Song Yet Sung, by James McBride
Runaway slave Liz Spocott has been captured by a brutal slave stealer and squirrelled away in an attic with many other slaves. Hit on the head as a young girl, Liz has the ability to dream the future and is soon named "the Dreamer." Soon she escapes the clutches of the evil, legendary slave stealer Patty Cannon and her henchmen (including Cannon's son-in-law, Joe) and she's on the run.

Set in the dark, mysterious, and mucky swamps of Maryland's eastern shore in 1850, the story also involves a widow, her sons, and her slaves; a slave catcher, Denwood, who Liz's master lures out of retirement; and a mysterious man who lives in the swamps, the "Woolman" and his son. Amid the wars over runaway slaves and the disturbing violence associated with slavery were the stubborn, rough-and-tumble watermen who fished the bay for oysters and were distanced from the slave owners and catchers.

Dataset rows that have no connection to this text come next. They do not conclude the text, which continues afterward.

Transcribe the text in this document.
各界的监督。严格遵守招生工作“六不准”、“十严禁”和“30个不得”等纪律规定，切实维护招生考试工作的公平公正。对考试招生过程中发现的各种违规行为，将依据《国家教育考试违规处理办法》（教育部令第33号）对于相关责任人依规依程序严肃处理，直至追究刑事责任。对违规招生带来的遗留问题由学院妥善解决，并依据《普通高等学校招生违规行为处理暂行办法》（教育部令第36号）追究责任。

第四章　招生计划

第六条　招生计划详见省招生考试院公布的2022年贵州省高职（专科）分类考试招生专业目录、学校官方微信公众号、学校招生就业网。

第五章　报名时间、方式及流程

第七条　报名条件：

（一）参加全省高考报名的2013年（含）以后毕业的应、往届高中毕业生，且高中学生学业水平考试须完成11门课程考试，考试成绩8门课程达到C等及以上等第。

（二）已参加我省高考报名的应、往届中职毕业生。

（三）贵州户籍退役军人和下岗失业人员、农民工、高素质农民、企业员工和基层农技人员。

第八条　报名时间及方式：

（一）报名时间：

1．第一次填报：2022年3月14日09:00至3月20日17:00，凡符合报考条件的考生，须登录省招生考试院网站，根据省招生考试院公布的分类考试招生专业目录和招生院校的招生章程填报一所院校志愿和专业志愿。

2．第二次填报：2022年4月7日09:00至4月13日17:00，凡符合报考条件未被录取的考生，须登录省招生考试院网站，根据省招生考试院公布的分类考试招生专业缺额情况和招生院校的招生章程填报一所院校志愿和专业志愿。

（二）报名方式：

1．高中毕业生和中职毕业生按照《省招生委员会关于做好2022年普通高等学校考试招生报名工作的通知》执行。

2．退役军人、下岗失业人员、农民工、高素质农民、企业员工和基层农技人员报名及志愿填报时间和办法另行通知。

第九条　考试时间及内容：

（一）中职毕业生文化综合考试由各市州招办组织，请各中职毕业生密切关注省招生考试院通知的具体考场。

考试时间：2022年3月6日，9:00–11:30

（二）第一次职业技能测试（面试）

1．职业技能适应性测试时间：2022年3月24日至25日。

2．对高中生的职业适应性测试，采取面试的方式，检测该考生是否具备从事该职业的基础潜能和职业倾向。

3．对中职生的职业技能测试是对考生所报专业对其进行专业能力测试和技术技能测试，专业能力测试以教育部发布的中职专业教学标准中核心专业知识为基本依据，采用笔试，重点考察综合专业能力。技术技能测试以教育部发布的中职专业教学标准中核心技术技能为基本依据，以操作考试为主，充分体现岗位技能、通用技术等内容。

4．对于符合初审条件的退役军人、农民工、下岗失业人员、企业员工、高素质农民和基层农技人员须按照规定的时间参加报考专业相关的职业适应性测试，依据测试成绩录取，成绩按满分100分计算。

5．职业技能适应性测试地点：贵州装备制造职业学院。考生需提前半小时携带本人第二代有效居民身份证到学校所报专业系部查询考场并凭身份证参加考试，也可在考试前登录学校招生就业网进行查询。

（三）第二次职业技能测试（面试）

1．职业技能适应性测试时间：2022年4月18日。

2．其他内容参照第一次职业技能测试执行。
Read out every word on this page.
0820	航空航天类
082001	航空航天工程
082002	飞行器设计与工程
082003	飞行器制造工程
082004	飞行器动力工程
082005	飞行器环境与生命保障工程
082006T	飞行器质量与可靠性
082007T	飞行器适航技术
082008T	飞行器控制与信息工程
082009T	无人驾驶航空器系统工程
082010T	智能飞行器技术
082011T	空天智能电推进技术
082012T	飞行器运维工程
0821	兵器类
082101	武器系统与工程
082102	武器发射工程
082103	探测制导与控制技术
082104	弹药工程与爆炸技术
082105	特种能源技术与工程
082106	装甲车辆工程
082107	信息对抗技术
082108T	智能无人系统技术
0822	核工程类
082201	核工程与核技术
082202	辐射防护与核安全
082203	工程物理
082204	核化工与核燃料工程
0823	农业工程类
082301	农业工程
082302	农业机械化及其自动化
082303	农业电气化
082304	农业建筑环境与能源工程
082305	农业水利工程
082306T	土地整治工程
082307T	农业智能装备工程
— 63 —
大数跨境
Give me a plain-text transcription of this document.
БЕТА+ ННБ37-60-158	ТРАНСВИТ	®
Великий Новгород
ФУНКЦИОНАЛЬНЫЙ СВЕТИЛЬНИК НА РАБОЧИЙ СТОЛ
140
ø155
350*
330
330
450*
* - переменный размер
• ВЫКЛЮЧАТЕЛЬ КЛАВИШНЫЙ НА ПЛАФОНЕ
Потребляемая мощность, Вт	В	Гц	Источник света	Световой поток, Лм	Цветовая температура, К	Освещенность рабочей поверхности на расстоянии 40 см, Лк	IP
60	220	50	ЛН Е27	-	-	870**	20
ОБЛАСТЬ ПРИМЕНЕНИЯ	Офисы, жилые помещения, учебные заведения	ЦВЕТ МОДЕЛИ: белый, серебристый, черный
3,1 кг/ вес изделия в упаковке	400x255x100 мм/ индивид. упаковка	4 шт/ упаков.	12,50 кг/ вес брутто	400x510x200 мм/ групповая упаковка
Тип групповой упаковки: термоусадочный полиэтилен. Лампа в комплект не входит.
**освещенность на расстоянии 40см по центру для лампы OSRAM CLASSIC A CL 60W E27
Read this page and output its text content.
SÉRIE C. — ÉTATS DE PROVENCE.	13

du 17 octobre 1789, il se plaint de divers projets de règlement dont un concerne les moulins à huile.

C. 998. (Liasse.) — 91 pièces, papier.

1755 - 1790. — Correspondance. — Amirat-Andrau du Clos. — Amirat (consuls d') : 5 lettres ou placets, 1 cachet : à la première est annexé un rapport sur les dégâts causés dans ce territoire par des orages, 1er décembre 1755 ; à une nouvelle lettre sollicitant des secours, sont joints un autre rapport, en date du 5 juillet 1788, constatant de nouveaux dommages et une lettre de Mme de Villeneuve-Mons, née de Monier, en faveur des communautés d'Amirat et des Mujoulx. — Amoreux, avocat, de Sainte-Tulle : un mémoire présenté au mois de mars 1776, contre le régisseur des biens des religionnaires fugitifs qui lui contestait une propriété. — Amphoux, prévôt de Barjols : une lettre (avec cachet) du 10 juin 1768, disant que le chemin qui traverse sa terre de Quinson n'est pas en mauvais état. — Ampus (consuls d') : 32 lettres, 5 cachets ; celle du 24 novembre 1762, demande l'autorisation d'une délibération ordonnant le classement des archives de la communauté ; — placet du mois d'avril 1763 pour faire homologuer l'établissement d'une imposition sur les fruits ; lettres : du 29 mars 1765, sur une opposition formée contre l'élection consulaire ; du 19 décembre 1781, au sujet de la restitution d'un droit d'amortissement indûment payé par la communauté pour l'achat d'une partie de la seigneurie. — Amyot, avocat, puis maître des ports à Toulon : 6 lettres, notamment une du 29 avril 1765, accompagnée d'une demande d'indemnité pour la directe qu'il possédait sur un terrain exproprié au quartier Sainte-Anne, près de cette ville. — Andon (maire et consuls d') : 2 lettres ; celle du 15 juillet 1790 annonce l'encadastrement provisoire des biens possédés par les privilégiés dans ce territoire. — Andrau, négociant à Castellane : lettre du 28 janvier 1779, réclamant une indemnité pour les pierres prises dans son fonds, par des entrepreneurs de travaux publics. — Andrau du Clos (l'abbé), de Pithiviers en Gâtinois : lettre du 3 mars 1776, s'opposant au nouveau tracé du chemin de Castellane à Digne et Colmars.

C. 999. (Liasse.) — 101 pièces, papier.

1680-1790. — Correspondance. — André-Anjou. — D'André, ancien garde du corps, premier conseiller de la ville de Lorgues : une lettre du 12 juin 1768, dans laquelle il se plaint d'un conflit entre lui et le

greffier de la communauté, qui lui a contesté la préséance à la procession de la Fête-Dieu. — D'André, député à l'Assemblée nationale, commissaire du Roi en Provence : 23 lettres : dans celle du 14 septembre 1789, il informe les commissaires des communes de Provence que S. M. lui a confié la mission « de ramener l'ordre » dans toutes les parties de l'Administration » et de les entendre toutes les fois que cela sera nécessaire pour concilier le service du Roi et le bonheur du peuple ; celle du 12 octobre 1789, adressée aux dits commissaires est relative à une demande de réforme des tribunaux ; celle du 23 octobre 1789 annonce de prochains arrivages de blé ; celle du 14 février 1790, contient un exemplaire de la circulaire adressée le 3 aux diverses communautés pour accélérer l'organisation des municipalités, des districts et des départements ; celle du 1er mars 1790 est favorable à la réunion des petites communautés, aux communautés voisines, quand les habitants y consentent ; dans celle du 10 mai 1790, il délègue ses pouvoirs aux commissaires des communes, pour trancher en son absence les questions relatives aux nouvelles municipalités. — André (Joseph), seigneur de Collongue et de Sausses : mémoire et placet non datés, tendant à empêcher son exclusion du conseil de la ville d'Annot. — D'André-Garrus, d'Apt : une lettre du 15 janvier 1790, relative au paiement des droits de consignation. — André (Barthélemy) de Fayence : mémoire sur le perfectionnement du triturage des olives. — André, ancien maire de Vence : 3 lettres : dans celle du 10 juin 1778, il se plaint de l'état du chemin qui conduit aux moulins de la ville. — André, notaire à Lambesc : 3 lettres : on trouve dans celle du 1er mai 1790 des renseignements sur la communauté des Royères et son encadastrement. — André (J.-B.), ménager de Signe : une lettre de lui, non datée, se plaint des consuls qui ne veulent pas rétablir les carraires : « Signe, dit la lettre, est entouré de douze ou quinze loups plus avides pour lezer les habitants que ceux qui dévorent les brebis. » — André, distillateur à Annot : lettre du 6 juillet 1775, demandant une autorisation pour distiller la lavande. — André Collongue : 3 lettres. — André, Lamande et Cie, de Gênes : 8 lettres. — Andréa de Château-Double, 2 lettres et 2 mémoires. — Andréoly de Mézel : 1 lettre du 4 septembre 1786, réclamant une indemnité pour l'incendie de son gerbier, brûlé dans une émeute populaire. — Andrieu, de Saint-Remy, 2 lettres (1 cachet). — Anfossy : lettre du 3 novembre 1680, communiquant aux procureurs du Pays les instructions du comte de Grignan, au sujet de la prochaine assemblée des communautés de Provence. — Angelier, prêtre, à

McBride, who wrote The Color of Water (which I read and enjoyed many years ago), felt inspired to write this novel after studying the story of Harriet Tubman and the Underground Railroad, and much of the book is based on historical events and figures (such as Patty Cannon). Liz Spocott shares the same condition Tubman did (the serious injury to the head resulting in vivid, futuristic dreams), and Tubman is referred to indirectly as "Moses."

Although others urge her to flee north, Liz does not want to leave Maryland (I'm not entirely sure why). She is taught about "the Code," the hidden clues and signals leading to freedom. Many of the slaves, while miserable in their bondage and feeling that their lives had no value, were conflicted about attempting to make an escape. Others involved in helping slaves escape found themselves facing horrendously difficult decisions about turning one slave in to save many others. Some of the whites, too, had moments of moral dilemma, when they wondered whether they were doing the right thing.

I look forward to discussing this book with my book group tonight. McBride gives us a chilling, sensory glimpse into the lives and losses of slaves and the horrors they faced when they tried to run away.